Art. 16. A ação administrativa subsidiária dos entes federativos dar-se-á por meio de apoio técnico, científico, administrativo ou financeiro, sem prejuízo de outras formas de cooperação.
Parágrafo único. A ação subsidiária deve ser solicitada pelo ente originariamente detentor da atribuição nos termos desta Lei Complementar. Grifos nossos
A atuação subsidiária deverá ser solicitada pelo ente originariamente competente, sendo que, nesse caso, haverá apenas apoio, seja técnico, científico, administrativo ou financeiro, e não substituição de competência do ente solicitante.
Com efeito, nos termos do dispositivo legal acima transcrito, a atuação subsidiária, se solicitada pelo órgão licenciador competente, provocará uma cooperação de outro ente federativo na condução dos processos de licenciamento/autorização, por meio da qual será repassado conhecimento técnico-científico ou estrutura necessária às análises a serem realizadas durante o processo de licenciamento. Nessa situação, o órgão solicitado apenas apoiará o ente originariamente competente, o qual continuará sendo o verdadeiro responsável pela condução do processo.
Por outro lado, sendo interesse dos dois órgãos ambientais a transferência da condução em si do processo, deverão as partes firmar um instrumento bilateral de delegação, na forma já analisada no item anterior.Assim, para que o órgão ambiental federal venha a conduzir processos de licenciamento/autorização que não sejam de sua competência, nos termos da nova Lei, não é suficiente que o Estado apenas requeira tal assunção de atribuição.
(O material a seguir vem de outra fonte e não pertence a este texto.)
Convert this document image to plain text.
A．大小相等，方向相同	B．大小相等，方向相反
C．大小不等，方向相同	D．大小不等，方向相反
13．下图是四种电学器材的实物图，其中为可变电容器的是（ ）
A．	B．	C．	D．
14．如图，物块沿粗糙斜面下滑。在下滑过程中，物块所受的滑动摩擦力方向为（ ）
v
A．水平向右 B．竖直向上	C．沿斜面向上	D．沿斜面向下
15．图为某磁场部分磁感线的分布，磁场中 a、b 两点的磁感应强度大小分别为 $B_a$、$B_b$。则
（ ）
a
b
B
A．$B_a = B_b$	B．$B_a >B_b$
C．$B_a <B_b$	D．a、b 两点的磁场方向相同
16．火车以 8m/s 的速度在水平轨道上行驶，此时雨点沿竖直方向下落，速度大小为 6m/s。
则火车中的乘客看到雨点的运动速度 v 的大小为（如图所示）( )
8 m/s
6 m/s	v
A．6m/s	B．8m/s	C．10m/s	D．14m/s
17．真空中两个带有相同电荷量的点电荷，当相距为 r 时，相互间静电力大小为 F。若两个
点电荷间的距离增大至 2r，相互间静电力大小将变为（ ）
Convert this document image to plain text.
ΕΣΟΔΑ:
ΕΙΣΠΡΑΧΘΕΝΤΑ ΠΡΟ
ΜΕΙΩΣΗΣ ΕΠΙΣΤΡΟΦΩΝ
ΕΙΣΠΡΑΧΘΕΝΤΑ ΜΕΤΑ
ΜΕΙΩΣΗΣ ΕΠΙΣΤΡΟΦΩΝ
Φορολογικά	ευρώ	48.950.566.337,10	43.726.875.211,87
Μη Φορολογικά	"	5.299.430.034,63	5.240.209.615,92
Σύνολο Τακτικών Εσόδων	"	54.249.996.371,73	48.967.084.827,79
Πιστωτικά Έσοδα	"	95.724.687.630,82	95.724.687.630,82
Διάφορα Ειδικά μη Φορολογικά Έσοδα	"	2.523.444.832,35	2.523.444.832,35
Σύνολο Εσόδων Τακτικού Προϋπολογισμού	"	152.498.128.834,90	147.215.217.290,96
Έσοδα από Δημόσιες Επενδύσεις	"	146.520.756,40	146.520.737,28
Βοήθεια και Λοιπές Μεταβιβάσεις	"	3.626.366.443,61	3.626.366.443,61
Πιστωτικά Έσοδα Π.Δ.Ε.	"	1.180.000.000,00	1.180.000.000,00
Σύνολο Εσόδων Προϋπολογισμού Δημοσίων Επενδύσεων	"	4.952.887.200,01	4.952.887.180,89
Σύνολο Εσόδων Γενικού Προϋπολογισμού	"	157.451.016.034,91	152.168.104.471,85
Será imprescindível a instauração de um processo administrativo, instruído com manifestações técnica e jurídica, e com todas as formalidades exigidas por lei para realização de delegação de competência administrativa.
Por outro lado, se a intenção do ente competente para licenciar for apenas de obter de órgão diverso alguma forma de cooperação, mantendo-se a atribuição original de conduzir o processo, poderá haver um pedido de ação administrativa subsidiária. Nessa situação, haverá apenas a prestação de um apoio (técnico, científico, administrativo ou financeiro), não se delegando a atribuição de conduzir o processo de licenciamento/autorização.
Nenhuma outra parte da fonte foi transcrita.